On the vortex transport and blade interactions in a reversible pump-turbine

TL;DR

This study uses large eddy simulations to analyze unsteady vortex flows and blade interactions in reversible pump-turbines under speed-no-load conditions, revealing flow instabilities that could cause blade fatigue.

Contribution

It provides detailed insights into vortex transport and blade interactions during extreme operating conditions in reversible pump-turbines, a previously underexplored area.

Findings

Identification of a large longitudinal vortex on the blade's high-pressure side.

Discovery of a 'string of swirls' in the draft tube during reversible flow.

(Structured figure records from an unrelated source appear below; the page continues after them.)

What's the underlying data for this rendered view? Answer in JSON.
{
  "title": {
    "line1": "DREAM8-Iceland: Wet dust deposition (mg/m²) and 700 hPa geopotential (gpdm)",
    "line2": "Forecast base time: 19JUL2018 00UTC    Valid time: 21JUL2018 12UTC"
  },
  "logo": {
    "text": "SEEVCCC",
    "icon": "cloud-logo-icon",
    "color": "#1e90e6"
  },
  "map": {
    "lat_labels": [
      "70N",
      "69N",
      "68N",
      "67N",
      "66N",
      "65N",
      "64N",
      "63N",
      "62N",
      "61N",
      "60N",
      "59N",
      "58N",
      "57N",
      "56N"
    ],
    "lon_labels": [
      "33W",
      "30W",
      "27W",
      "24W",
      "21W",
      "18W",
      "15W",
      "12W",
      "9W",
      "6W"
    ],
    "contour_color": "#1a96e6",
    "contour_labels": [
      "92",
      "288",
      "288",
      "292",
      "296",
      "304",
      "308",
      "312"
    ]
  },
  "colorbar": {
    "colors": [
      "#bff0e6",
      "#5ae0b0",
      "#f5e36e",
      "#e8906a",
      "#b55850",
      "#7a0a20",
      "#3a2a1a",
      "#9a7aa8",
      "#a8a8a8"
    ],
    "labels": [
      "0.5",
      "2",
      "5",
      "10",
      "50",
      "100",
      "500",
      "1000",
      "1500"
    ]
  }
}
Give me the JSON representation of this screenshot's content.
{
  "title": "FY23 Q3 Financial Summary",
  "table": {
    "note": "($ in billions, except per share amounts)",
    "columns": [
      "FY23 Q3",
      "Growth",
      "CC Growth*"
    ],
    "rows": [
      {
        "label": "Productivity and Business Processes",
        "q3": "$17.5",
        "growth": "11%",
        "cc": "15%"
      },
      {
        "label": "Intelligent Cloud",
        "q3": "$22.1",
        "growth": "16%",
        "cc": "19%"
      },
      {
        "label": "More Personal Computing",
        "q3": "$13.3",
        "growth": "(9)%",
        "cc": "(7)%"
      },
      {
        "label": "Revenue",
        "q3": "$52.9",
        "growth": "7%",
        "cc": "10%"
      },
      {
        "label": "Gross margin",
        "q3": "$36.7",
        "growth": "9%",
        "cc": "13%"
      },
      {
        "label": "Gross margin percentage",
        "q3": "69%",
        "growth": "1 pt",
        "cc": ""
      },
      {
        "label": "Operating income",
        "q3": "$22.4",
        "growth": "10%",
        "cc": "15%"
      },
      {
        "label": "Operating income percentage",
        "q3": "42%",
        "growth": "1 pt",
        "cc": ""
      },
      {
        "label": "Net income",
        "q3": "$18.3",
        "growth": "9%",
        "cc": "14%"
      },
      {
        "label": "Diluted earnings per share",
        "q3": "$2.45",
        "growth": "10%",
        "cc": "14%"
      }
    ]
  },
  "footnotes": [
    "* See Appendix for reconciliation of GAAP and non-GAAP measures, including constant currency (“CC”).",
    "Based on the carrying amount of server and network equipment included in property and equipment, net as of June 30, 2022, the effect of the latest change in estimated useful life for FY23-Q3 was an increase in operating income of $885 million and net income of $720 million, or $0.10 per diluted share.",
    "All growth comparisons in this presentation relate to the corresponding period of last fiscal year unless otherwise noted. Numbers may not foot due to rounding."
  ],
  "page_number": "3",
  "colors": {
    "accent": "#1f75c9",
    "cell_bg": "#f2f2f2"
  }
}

Flow instability potential to induce blade fatigue.

Abstract

Pumped storage type hydropower plants play an important role in mitigating real-time energy flexibility. Reversible pump-turbines undergo extreme operating conditions such as runaway and speed-no-load. Very limited studies are undertaken to understand the stochastic flow under these conditions in the reversible pump-turbine. The present study investigates the unsteady vortical flow, its transportation, and interaction with the blades at speed-no-load. Large eddy simulations are conducted in both turbine and pump modes. The computational domain contains 120 million nodes. Numerical results provided evidence of a large longitudinal vortex that develops on the high-pressure side of the blade, and transports into the blade passage and develops the unsteady "string of swirls". The results also showed another "string of swirls" in the draft tube, where flow in the center is reversible (pumping). The resulting flow instability is very high, and it has the potential to induce fatigue damage to the blades.